@smatthy wrote:
Hello,
I am analyzing survey data containing a "check all that apply" question. Unfortunately the output contains all of the data in one cell.
Example question:
What fruit do you normally eat?
- Apple
- Banana
- Orange
Example datapoint:
apple,banana,orange
Datapoints containing more than one entry show up as missing in SAS, and I need to create a new variable to reflect a single entry based on a hierarchy (if q1=apple then fruit=apple; else if q1=banana then fruit=banana; etc.)

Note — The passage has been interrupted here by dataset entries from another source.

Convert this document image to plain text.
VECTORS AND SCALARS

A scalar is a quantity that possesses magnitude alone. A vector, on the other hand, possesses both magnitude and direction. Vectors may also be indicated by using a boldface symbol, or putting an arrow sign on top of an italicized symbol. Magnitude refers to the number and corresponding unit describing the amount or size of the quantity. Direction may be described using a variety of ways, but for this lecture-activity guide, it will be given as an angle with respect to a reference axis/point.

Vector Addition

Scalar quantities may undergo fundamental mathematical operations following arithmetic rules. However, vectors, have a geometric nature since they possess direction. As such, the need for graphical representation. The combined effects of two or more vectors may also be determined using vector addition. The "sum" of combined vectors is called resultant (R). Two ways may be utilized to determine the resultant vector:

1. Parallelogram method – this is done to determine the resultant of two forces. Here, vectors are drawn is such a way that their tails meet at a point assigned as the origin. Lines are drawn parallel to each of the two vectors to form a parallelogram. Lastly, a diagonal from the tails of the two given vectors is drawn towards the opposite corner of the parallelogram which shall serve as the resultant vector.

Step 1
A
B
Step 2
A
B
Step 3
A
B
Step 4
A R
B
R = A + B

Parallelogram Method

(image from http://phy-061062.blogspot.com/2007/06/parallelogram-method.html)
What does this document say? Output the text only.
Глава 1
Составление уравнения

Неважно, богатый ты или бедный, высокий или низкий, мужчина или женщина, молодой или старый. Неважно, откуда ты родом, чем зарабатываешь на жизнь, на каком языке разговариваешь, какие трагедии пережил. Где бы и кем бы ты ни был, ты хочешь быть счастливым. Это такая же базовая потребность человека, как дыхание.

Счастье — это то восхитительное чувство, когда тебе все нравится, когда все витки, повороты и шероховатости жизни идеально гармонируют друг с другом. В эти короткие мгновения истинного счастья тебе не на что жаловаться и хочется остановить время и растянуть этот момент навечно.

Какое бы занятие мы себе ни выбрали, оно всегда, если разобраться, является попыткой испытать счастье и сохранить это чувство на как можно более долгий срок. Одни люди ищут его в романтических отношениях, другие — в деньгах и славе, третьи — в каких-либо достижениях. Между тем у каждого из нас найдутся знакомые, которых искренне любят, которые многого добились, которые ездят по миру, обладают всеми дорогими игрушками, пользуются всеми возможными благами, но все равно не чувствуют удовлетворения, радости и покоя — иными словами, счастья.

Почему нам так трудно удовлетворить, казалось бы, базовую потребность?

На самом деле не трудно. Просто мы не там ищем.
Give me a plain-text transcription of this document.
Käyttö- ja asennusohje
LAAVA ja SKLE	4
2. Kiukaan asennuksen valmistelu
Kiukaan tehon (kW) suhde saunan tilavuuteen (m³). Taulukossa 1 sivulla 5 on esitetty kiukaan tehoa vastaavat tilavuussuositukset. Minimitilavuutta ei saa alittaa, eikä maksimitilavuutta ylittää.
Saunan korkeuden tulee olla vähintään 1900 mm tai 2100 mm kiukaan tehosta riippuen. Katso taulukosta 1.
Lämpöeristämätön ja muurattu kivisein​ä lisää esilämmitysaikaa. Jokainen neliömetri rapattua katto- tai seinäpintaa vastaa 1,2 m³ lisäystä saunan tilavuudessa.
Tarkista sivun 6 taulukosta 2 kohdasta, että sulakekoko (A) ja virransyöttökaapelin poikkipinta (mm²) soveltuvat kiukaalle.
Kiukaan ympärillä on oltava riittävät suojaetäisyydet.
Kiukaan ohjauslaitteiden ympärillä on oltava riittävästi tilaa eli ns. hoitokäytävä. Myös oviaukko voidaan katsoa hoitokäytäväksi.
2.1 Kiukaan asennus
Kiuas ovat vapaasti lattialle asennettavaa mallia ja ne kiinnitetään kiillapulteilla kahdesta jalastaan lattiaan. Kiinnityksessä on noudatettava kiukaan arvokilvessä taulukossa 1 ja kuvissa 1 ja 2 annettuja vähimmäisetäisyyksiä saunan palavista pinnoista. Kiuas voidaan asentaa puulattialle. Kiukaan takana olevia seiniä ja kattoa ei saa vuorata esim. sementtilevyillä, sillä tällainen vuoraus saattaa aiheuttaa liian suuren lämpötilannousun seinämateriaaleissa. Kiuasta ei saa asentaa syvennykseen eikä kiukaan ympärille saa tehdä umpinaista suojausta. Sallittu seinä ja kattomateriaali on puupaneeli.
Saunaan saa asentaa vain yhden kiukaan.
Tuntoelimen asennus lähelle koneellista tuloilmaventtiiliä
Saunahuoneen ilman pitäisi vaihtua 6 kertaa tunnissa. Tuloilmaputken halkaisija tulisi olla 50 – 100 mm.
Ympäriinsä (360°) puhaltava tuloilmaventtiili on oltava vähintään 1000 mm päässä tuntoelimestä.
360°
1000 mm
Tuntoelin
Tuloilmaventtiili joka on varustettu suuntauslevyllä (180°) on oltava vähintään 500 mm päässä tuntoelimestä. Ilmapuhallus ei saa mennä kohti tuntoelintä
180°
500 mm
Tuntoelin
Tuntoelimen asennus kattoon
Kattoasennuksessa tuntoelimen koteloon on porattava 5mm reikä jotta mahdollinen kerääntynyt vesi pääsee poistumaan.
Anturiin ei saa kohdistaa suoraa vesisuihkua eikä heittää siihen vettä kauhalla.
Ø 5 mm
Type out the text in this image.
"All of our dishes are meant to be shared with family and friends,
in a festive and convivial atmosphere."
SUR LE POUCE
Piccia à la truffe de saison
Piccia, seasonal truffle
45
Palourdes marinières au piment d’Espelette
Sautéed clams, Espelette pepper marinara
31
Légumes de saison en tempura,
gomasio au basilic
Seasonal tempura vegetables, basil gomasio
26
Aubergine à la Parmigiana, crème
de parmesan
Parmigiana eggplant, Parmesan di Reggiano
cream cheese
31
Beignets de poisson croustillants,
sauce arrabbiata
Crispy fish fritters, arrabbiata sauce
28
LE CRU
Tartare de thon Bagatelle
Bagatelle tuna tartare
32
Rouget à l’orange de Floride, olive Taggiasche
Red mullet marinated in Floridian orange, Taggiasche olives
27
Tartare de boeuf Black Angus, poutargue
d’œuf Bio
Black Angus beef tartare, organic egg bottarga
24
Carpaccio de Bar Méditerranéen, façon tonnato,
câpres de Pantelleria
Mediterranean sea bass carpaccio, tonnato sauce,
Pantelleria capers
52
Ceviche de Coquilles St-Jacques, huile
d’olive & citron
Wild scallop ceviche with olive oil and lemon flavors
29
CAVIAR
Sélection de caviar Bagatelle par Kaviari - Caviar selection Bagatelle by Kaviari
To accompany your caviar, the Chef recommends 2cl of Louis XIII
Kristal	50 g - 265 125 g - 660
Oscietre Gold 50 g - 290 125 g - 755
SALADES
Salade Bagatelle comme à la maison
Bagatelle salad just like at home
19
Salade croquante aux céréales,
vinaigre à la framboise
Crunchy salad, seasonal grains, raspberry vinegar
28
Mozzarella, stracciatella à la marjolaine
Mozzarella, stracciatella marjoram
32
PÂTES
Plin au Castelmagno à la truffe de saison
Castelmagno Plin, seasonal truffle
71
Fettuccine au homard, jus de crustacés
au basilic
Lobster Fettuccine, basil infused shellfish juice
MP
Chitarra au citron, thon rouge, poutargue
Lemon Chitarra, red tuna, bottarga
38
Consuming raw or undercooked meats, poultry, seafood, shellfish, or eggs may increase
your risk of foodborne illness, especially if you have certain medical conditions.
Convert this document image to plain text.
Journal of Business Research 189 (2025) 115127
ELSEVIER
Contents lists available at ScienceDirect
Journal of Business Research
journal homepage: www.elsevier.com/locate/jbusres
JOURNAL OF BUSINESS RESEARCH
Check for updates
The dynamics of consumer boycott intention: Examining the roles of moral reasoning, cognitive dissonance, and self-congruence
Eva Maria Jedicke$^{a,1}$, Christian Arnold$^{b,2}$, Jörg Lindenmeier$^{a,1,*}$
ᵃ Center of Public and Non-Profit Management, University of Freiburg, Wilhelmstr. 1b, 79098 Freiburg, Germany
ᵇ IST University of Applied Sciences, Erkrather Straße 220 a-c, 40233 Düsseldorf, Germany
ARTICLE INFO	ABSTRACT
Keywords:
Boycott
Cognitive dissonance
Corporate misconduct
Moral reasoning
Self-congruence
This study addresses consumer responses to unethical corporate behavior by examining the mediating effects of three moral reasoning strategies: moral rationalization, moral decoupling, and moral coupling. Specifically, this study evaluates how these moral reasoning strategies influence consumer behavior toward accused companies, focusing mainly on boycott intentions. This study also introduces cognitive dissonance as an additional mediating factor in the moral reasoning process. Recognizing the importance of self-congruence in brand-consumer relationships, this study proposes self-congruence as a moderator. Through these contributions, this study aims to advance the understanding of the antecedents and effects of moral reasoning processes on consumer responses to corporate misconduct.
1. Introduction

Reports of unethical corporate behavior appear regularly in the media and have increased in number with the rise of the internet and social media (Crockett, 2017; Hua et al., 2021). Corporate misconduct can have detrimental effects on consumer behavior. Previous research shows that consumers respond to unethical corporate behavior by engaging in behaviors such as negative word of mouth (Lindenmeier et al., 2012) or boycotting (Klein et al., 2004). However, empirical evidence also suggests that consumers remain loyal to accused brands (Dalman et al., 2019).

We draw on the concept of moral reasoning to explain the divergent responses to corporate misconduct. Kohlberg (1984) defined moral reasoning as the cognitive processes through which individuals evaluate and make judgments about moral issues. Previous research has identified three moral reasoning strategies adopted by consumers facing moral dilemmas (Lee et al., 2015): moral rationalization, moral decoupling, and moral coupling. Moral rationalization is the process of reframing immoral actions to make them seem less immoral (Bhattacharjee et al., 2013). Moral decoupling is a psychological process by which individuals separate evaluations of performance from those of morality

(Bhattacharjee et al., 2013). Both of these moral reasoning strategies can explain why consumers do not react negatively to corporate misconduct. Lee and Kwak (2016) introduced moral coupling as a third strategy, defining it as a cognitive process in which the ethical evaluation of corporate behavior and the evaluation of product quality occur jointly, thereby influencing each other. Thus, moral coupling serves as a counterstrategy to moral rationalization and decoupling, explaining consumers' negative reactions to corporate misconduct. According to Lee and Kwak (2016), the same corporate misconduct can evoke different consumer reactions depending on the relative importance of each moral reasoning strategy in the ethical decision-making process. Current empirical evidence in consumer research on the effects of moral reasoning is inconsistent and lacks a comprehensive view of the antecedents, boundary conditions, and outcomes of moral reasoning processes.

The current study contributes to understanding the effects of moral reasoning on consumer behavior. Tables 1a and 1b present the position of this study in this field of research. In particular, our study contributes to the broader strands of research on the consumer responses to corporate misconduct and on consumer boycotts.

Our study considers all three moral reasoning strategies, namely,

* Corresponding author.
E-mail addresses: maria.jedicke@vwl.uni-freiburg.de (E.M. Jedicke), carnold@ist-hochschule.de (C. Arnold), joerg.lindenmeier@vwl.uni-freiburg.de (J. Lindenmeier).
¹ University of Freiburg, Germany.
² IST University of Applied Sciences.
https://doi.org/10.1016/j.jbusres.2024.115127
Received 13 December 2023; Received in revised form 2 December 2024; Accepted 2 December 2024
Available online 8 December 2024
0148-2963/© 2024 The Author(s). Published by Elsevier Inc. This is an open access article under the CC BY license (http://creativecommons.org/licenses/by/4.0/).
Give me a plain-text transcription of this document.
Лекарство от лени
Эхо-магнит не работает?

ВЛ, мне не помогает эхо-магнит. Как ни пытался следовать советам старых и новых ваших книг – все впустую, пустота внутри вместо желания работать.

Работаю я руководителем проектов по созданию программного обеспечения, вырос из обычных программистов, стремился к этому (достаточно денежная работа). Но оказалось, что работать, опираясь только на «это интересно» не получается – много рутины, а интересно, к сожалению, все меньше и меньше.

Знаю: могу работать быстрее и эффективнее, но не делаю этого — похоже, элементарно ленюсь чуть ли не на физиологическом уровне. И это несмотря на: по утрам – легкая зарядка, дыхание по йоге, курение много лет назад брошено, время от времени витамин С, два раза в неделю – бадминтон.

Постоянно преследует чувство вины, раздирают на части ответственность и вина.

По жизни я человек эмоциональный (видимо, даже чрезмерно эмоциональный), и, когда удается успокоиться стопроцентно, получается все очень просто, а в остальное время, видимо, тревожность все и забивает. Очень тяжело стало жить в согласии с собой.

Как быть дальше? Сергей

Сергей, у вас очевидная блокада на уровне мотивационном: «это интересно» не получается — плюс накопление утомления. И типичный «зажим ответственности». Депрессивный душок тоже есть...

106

Is there a way to do this in SAS, or will I need to make changes in a copy of the Excel dataset?
Thanks
By hierarchy do you mean if apple appears anywhere in the list that would be result, if apple is not present then if banana is present that would be the result, with comparisons in order? Here would be one way:
data example;
infile datalines truncover;
informat string $50.;
input string;
array list{4} $10 _temporary_ ('apple','banana','orange','pear');
length result $ 10;
do i=1 to dim(list);
if index(string,strip(list[i]))>0 then do;
put list[i]=;
result=list[i];
leave;
end;
end;
drop i;
datalines;
apple,banana,orange
banana,orange
banana,orange,apple
pear
apple,pear
;
run;
The number of elements in the list array, the digit in the {} must match the number of elements listed in the parentheses, the order of the values in the parentheses is the "hierarchy" order.
The LEAVE in the do loop says to exit the loop when encountered, which would be when the value of the list item is found in the string.
The STRIP function is because the value of list[I] will be padded to the defined length of the value in the temporary array (I chose 10 partially to demonstrate this). For character values it would be a good idea for the result variable and the list array size to match.
Note that if you have elements that might be part of another, such as 'apple' and 'pineapple' this won't work exactly the same.